Die US-Schuldenkrise wurde vermieden, aber das Finanzministerium muss dringend eine Lawine von sehr kurzfristigen Anleihen ausgeben, um seine Rechnungen zu bezahlen:
Wie viel Geld braucht die US-Regierung?
Ersten Schätzungen zufolge handelt es sich um eine kolossale Summe von 550 Milliarden Dollar, die sofort, d.h. ab diesem Sommer, aufgebracht werden muss.
In dieser Zahl sind weder die außergewöhnlichen Maßnahmen berücksichtigt, die das Finanzministerium ergriffen hat, um während der Krise im letzten Frühjahr weiterarbeiten zu können, noch die 225 Milliarden Dollar an kurzfristigen Schulden, die in diesem Sommer fällig werden und durch neue Anleihen ersetzt werden müssen.

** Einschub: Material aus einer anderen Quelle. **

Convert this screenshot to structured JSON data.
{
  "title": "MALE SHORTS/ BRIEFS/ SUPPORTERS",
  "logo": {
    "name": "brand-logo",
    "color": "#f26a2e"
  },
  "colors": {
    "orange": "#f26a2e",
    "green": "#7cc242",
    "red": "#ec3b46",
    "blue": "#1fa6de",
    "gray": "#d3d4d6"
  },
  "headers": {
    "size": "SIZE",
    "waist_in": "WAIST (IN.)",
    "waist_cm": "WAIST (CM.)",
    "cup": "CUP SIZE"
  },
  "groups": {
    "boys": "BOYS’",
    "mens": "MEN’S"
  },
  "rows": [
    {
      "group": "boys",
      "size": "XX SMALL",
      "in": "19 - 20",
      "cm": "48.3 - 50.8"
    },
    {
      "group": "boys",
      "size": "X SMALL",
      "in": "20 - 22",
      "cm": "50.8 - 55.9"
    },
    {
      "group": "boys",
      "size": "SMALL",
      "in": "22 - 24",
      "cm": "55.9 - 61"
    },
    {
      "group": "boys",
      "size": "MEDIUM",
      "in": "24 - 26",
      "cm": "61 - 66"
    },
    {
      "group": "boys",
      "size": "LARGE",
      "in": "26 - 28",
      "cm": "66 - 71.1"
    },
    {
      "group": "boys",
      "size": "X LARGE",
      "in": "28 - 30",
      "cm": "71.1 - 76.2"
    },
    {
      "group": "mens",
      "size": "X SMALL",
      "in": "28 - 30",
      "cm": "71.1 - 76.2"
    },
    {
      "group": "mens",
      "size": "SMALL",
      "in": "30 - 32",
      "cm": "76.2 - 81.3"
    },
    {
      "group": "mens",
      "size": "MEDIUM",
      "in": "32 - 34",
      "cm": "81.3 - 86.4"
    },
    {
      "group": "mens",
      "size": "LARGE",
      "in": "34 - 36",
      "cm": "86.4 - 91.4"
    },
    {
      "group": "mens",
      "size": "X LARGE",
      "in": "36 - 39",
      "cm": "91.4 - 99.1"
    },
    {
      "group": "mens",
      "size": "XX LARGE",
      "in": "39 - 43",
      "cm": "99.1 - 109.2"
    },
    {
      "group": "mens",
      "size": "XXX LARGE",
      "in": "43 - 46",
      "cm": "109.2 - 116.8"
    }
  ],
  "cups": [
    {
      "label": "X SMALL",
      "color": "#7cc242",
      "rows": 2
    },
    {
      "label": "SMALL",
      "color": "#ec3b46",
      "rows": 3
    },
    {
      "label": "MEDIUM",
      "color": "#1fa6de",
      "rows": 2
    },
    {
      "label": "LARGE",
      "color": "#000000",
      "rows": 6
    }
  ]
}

JP Morgan schätzt, dass in den nächsten Wochen Treasuries im Wert von rund 1 Billion Dollar verkauft werden müssen.
Die Zinssätze für diese kurzfristigen Anleihen liegen bei über 5 %, aber angesichts einer Inflationsrate von etwa 4 % reichen die realen Renditen sicherlich nicht aus, um eine ausreichende Nachfrage anzuziehen.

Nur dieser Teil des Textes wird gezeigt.